Wall Street rallied on Friday and Treasuries slid after investors were stunned by US government data that showed a sharp drop in the unemployment rate in May.
The S&P 500 followed European stocks higher, rising 2 per cent at the open, following the release of data that showed that non-farm payrolls added 2.5m jobs last month. Consensus expectations had been for a fall of 7.5m; the most optimistic forecast was for a drop of 1.7m.
Investors moved out of 10-year US Treasury bonds, leading yields to rise above 0.9 per cent, the highest level since mid-March.
The US benchmark stock index has advanced almost 30 per cent since hitting a low in late March on optimism over reopening of the economy after lockdowns to contain the spread of coronavirus, supported by a host of stimulus measures from the government and central bank.
However, the latest jobs data has given hope that the downturn in the world’s biggest economy might not be as deep as feared. Economists had been expecting the unemployment rate to climb close to 20 per cent, not far off the Great Depression peak of 24.9 per cent. But the new jobs added pushed the rate down to 13.3 per cent in May, from 14.7 per cent in April.
“This a mind-blowing number and shows that the economy is improving,” said Naeem Aslam, chief market analyst at Ava Trade. “This data, if it is a true reflection of the economy, is likely to speed up the recovery.”
The figures were “astonishing,” said Seema Shah, chief strategist at Principal Global Investors. “The market response will be resoundingly positive, but it also raises the question: does the US really need as much policy support as it is receiving?”
It came a day after another 1.9m first-time jobless benefit claims were registered last week, which disappointed economists who had hoped the rate of claims would be slowing more rapidly.
In Europe, stock markets rose on optimism over the decision by the European Central Bank to add firepower to its stimulus package with an expansion of its bond-buying programme.
The continent-wide Stoxx Europe 600 index was up 1.8 per cent, helped by a 1.4 per cent gain in London’s FTSE 100. Frankfurt’s Xetra Dax jumped 2.2 per cent, which left the benchmark up 50 per cent in just over 50 sessions.
Travel and leisure stocks were the largest gainers, albeit from low levels, as countries began to form bilateral agreements to reopen their borders.
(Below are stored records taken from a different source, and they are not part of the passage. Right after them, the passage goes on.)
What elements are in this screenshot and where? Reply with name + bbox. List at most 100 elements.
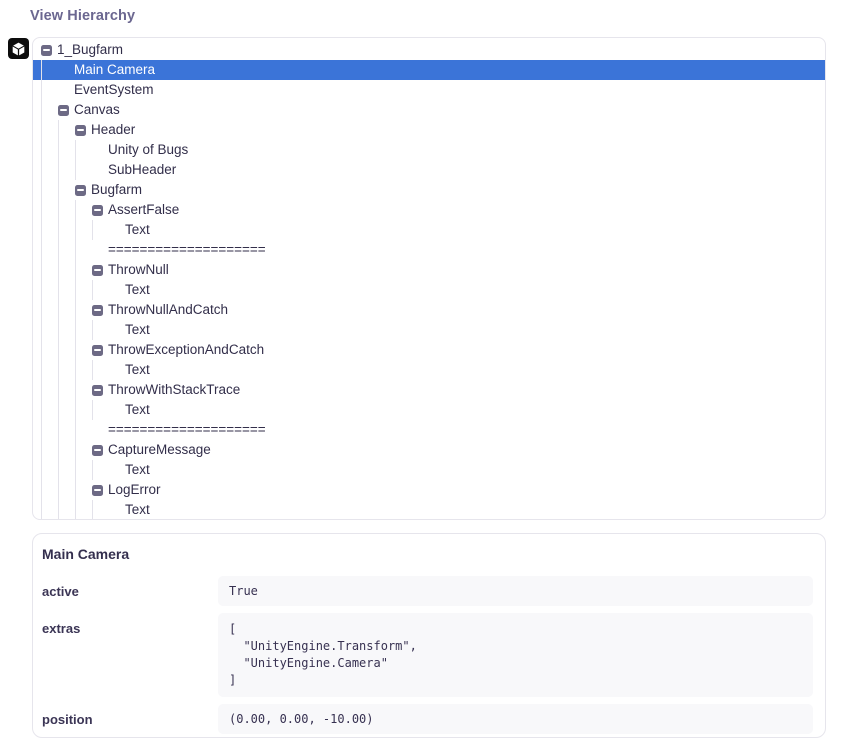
tree-item[interactable]: Text bbox=[33, 500, 825, 520]
tree-item[interactable]: Text bbox=[33, 400, 825, 420]
tree-item[interactable]: AssertFalse bbox=[33, 200, 825, 220]
indent-guide bbox=[58, 320, 75, 340]
indent-guide bbox=[58, 340, 75, 360]
indent-guide bbox=[92, 280, 109, 300]
tree-item-label: Bugfarm bbox=[91, 180, 142, 200]
collapse-icon[interactable] bbox=[58, 105, 69, 116]
collapse-icon[interactable] bbox=[92, 305, 103, 316]
tree-item[interactable]: ThrowWithStackTrace bbox=[33, 380, 825, 400]
icon-spacer bbox=[109, 230, 125, 231]
collapse-icon[interactable] bbox=[92, 265, 103, 276]
tree-item-label: CaptureMessage bbox=[108, 440, 211, 460]
tree-item[interactable]: EventSystem bbox=[33, 80, 825, 100]
indent-guide bbox=[41, 100, 58, 120]
tree-item-label: Text bbox=[125, 280, 150, 300]
tree-item-label: ThrowNull bbox=[108, 260, 169, 280]
indent-guide bbox=[41, 360, 58, 380]
indent-guide bbox=[58, 200, 75, 220]
indent-guide bbox=[58, 400, 75, 420]
property-list: activeTrueextras[ "UnityEngine.Transform… bbox=[42, 576, 813, 734]
icon-spacer bbox=[109, 370, 125, 371]
tree-item-label: Main Camera bbox=[74, 60, 155, 80]
collapse-icon[interactable] bbox=[75, 185, 86, 196]
collapse-icon[interactable] bbox=[92, 205, 103, 216]
icon-spacer bbox=[109, 330, 125, 331]
tree-item[interactable]: ==================== bbox=[33, 240, 825, 260]
indent-guide bbox=[75, 280, 92, 300]
details-title: Main Camera bbox=[42, 546, 813, 562]
icon-spacer bbox=[92, 250, 108, 251]
collapse-icon[interactable] bbox=[92, 345, 103, 356]
tree-item-label: Text bbox=[125, 220, 150, 240]
tree-item-label: AssertFalse bbox=[108, 200, 179, 220]
collapse-icon[interactable] bbox=[41, 45, 52, 56]
tree-item[interactable]: Text bbox=[33, 280, 825, 300]
tree-item-label: 1_Bugfarm bbox=[57, 40, 123, 60]
tree-item[interactable]: Text bbox=[33, 460, 825, 480]
collapse-icon[interactable] bbox=[92, 485, 103, 496]
tree-item[interactable]: Text bbox=[33, 220, 825, 240]
indent-guide bbox=[41, 300, 58, 320]
indent-guide bbox=[75, 400, 92, 420]
icon-spacer bbox=[109, 290, 125, 291]
tree-item[interactable]: Main Camera bbox=[33, 60, 825, 80]
property-value: (0.00, 0.00, -10.00) bbox=[218, 704, 813, 734]
indent-guide bbox=[75, 220, 92, 240]
indent-guide bbox=[75, 340, 92, 360]
collapse-icon[interactable] bbox=[92, 385, 103, 396]
indent-guide bbox=[58, 220, 75, 240]
collapse-icon[interactable] bbox=[75, 125, 86, 136]
tree-item[interactable]: ThrowNull bbox=[33, 260, 825, 280]
indent-guide bbox=[41, 140, 58, 160]
indent-guide bbox=[41, 180, 58, 200]
indent-guide bbox=[75, 140, 92, 160]
tree-item[interactable]: Header bbox=[33, 120, 825, 140]
property-key: position bbox=[42, 704, 218, 734]
indent-guide bbox=[92, 500, 109, 520]
indent-guide bbox=[41, 200, 58, 220]
indent-guide bbox=[75, 360, 92, 380]
view-hierarchy-page: View Hierarchy 1_BugfarmMain CameraEvent… bbox=[0, 0, 855, 750]
indent-guide bbox=[58, 280, 75, 300]
indent-guide bbox=[41, 80, 58, 100]
property-key: active bbox=[42, 576, 218, 606]
tree-item-label: LogError bbox=[108, 480, 161, 500]
indent-guide bbox=[75, 240, 92, 260]
property-value: [ "UnityEngine.Transform", "UnityEngine.… bbox=[218, 613, 813, 697]
tree-item-label: ==================== bbox=[108, 240, 266, 260]
tree-item[interactable]: Unity of Bugs bbox=[33, 140, 825, 160]
tree-item[interactable]: CaptureMessage bbox=[33, 440, 825, 460]
tree-item-label: Text bbox=[125, 460, 150, 480]
tree-item-label: Text bbox=[125, 500, 150, 520]
details-panel: Main Camera activeTrueextras[ "UnityEngi… bbox=[32, 533, 826, 738]
tree-item[interactable]: Bugfarm bbox=[33, 180, 825, 200]
tree-item[interactable]: SubHeader bbox=[33, 160, 825, 180]
indent-guide bbox=[92, 460, 109, 480]
tree-item[interactable]: Text bbox=[33, 360, 825, 380]
indent-guide bbox=[58, 360, 75, 380]
indent-guide bbox=[75, 480, 92, 500]
tree-item[interactable]: ThrowNullAndCatch bbox=[33, 300, 825, 320]
tree-item-label: Header bbox=[91, 120, 135, 140]
tree-item-label: Unity of Bugs bbox=[108, 140, 188, 160]
tree-item[interactable]: Text bbox=[33, 320, 825, 340]
indent-guide bbox=[92, 320, 109, 340]
tree-item[interactable]: ThrowExceptionAndCatch bbox=[33, 340, 825, 360]
tree-item[interactable]: 1_Bugfarm bbox=[33, 40, 825, 60]
tree-item[interactable]: ==================== bbox=[33, 420, 825, 440]
indent-guide bbox=[58, 260, 75, 280]
tree-item[interactable]: LogError bbox=[33, 480, 825, 500]
indent-guide bbox=[92, 220, 109, 240]
indent-guide bbox=[41, 500, 58, 520]
indent-guide bbox=[58, 140, 75, 160]
indent-guide bbox=[58, 420, 75, 440]
icon-spacer bbox=[92, 150, 108, 151]
indent-guide bbox=[58, 160, 75, 180]
tree-item[interactable]: Canvas bbox=[33, 100, 825, 120]
unity-logo-icon bbox=[8, 38, 29, 59]
indent-guide bbox=[58, 500, 75, 520]
collapse-icon[interactable] bbox=[92, 445, 103, 456]
icon-spacer bbox=[109, 410, 125, 411]
icon-spacer bbox=[58, 90, 74, 91]
tree-item-label: EventSystem bbox=[74, 80, 154, 100]
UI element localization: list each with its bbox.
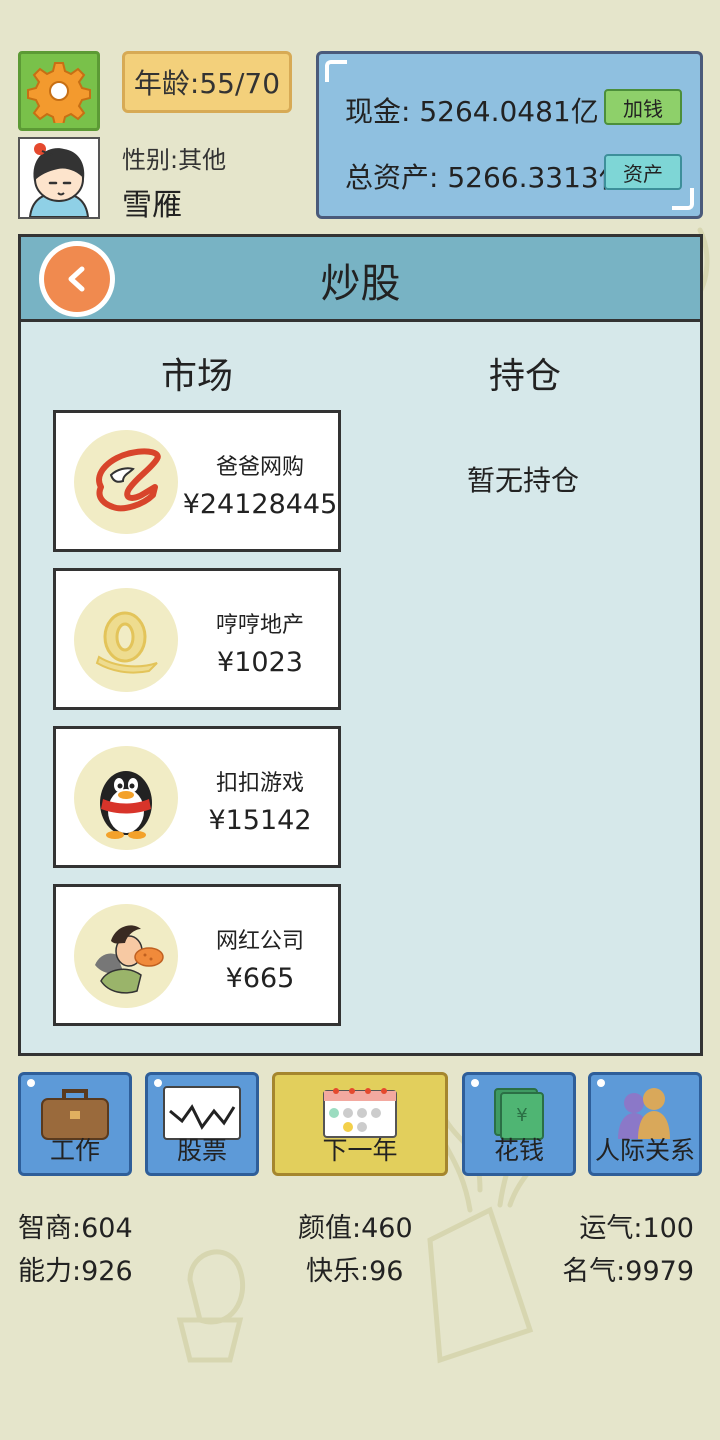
nav-spend-button[interactable]: ¥ 花钱 <box>462 1072 576 1176</box>
real-estate-logo-icon <box>74 588 178 692</box>
player-name: 雪雁 <box>122 188 182 223</box>
sparkle-dot <box>27 1079 35 1087</box>
total-assets-label: 总资产: 5266.3313亿 <box>345 161 627 194</box>
stat-fame: 名气:9979 <box>562 1256 694 1287</box>
svg-text:¥: ¥ <box>516 1105 527 1126</box>
page-title: 炒股 <box>320 261 401 307</box>
panel-header: 炒股 <box>21 237 700 322</box>
stock-card-hengheng[interactable]: 哼哼地产 ¥1023 <box>53 568 341 710</box>
settings-button[interactable] <box>18 51 100 131</box>
shopping-logo-icon <box>74 430 178 534</box>
sparkle-dot <box>597 1079 605 1087</box>
nav-stocks-label: 股票 <box>176 1136 227 1165</box>
nav-work-label: 工作 <box>49 1136 100 1165</box>
stock-name: 爸爸网购 <box>215 455 304 480</box>
stock-card-koukou[interactable]: 扣扣游戏 ¥15142 <box>53 726 341 868</box>
next-year-button[interactable]: 下一年 <box>272 1072 448 1176</box>
add-money-button[interactable]: 加钱 <box>604 89 682 125</box>
nav-stocks-button[interactable]: 股票 <box>145 1072 259 1176</box>
stat-iq: 智商:604 <box>18 1213 133 1244</box>
nav-social-button[interactable]: 人际关系 <box>588 1072 702 1176</box>
stat-luck: 运气:100 <box>579 1213 694 1244</box>
nav-social-label: 人际关系 <box>594 1136 695 1165</box>
nav-spend-label: 花钱 <box>493 1136 544 1165</box>
sparkle-dot <box>471 1079 479 1087</box>
corner-decoration <box>325 60 347 82</box>
stock-card-baba[interactable]: 爸爸网购 ¥24128445 <box>53 410 341 552</box>
influencer-logo-icon <box>74 904 178 1008</box>
stat-ability: 能力:926 <box>18 1256 133 1287</box>
stat-happiness: 快乐:96 <box>306 1256 404 1287</box>
finance-panel: 现金: 5264.0481亿 总资产: 5266.3313亿 加钱 资产 <box>316 51 703 219</box>
stock-name: 哼哼地产 <box>215 613 304 638</box>
avatar-face-icon <box>28 143 90 218</box>
avatar[interactable] <box>18 137 100 219</box>
stock-name: 扣扣游戏 <box>215 771 304 796</box>
next-year-label: 下一年 <box>322 1136 398 1165</box>
cash-label: 现金: 5264.0481亿 <box>345 95 599 128</box>
nav-work-button[interactable]: 工作 <box>18 1072 132 1176</box>
corner-decoration <box>672 188 694 210</box>
penguin-logo-icon <box>74 746 178 850</box>
age-display: 年龄:55/70 <box>122 51 292 113</box>
stock-price: ¥15142 <box>208 805 312 836</box>
holdings-title: 持仓 <box>489 356 562 397</box>
stock-card-wanghong[interactable]: 网红公司 ¥665 <box>53 884 341 1026</box>
stock-price: ¥24128445 <box>182 489 338 520</box>
gear-icon <box>27 62 91 123</box>
stock-name: 网红公司 <box>215 929 304 954</box>
sparkle-dot <box>154 1079 162 1087</box>
no-holdings-text: 暂无持仓 <box>467 464 580 497</box>
stock-panel: 炒股 市场 持仓 暂无持仓 爸爸网购 ¥24128445 哼哼地产 ¥1023 <box>18 234 703 1056</box>
stat-looks: 颜值:460 <box>298 1213 413 1244</box>
stock-price: ¥665 <box>225 963 295 994</box>
assets-button[interactable]: 资产 <box>604 154 682 190</box>
gender-label: 性别:其他 <box>122 146 227 174</box>
market-title: 市场 <box>161 356 234 397</box>
stock-price: ¥1023 <box>217 647 303 678</box>
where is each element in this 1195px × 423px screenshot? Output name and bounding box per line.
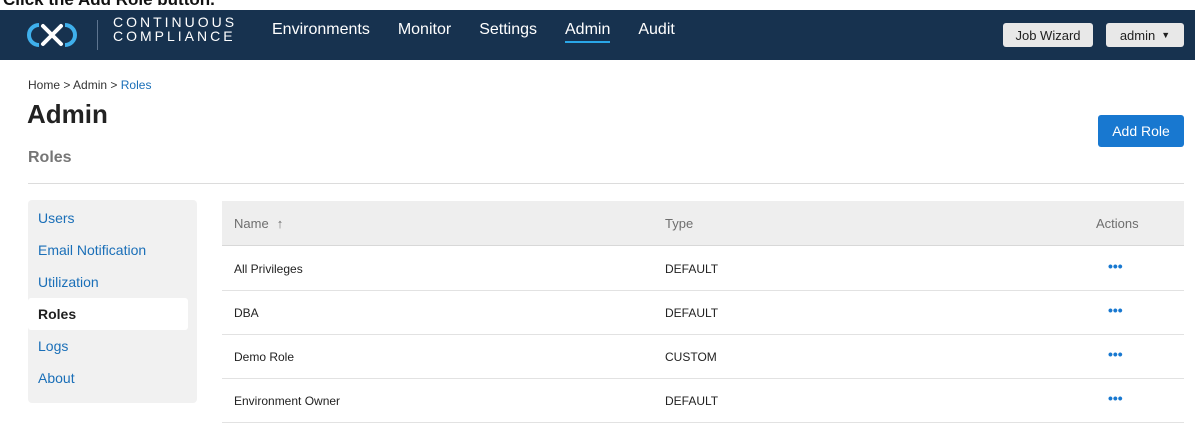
user-menu-button[interactable]: admin ▼: [1106, 23, 1184, 47]
sidebar-item-about[interactable]: About: [28, 362, 187, 394]
breadcrumb-separator: >: [63, 78, 71, 92]
nav-environments[interactable]: Environments: [272, 10, 370, 46]
logo-line-2: COMPLIANCE: [113, 28, 236, 44]
breadcrumb-admin[interactable]: Admin: [73, 78, 107, 92]
add-role-button[interactable]: Add Role: [1098, 115, 1184, 147]
role-type: DEFAULT: [665, 306, 719, 320]
role-name: DBA: [234, 306, 259, 320]
column-header-type[interactable]: Type: [665, 216, 693, 231]
nav-admin[interactable]: Admin: [565, 10, 611, 46]
table-row[interactable]: DBA DEFAULT •••: [222, 291, 1184, 335]
sidebar-item-users[interactable]: Users: [28, 202, 187, 234]
page-title: Admin: [27, 99, 108, 129]
logo-text: CONTINUOUS COMPLIANCE: [113, 15, 237, 43]
role-name: Environment Owner: [234, 394, 341, 408]
breadcrumb-separator: >: [110, 78, 118, 92]
sidebar-item-utilization[interactable]: Utilization: [28, 266, 187, 298]
top-navigation-bar: CONTINUOUS COMPLIANCE Environments Monit…: [0, 10, 1195, 60]
breadcrumb: Home > Admin > Roles: [28, 78, 151, 92]
nav-settings[interactable]: Settings: [479, 10, 537, 46]
role-name: All Privileges: [234, 262, 303, 276]
nav-audit[interactable]: Audit: [638, 10, 674, 46]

Europe’s travel and tourism sector, which has been hit hard by coronavirus, is down almost a third this year.
However, some analysts are confident the rally has plenty of momentum. Bank of America said the Stoxx 600 was set to rise a further 10 per cent by the third quarter of this year as Europe’s economies returned to activity.
The broad-based lifting of restrictions in most economies “implies scope for a marked pick-up in economic activity”, said analysts at the bank, which would take European equities close to pre-pandemic levels.
The expansion of the ECB bond-buying programme by a further €600bn through to at least June 2021 was more aggressive than most economists had expected and added to hopes that a quick recovery from the pandemic may follow the sharp falls in economic activity.
Greek and Italian government borrowing costs stabilised on Friday, having fallen to their lowest levels in nearly three months on Thursday.
“Policymakers’ efforts to contain strains in the currency union will remain a key driver of eurozone assets this year,” said analysts at Capital Economics.
The bullish mood led to investors moving out of the relative safety of German government bonds for a second straight session, sending the yield on the 10-year Bund above minus 0.3 per cent, its highest level in two months.
The euro fell against the US dollar, after gaining almost 4 per cent in eight days to reach its highest point since early March.
The ECB’s action follows similar moves by central banks in the US, Japan and UK. Together with China’s central bank, their combined balance sheets have risen from $5tn in 2007 to more than $23tn, according to research firm Haver Analytics.
In the Asia-Pacific region, Hong Kong’s Hang Seng added 1.7 per cent, taking its advances for the week to 7.9 per cent, its biggest weekly gain in more than five years.
Meanwhile, Japan’s benchmark Topix rose 0.5 per cent, Australia’s S&P/ASX 200 gained 0.1 per cent and China’s CSI 300 index of Shanghai and Shenzhen-listed stocks added 0.5 per cent.
Oil prices rose higher after Opec and its allies agreed to meet over the weekend to discuss the possibility of extending production cuts. Brent crude, the international benchmark, rose 3.9 per cent to trade above $40 a barrel, while West Texas Intermediate, the US marker, gained 3 per cent at $38.55 per barrel.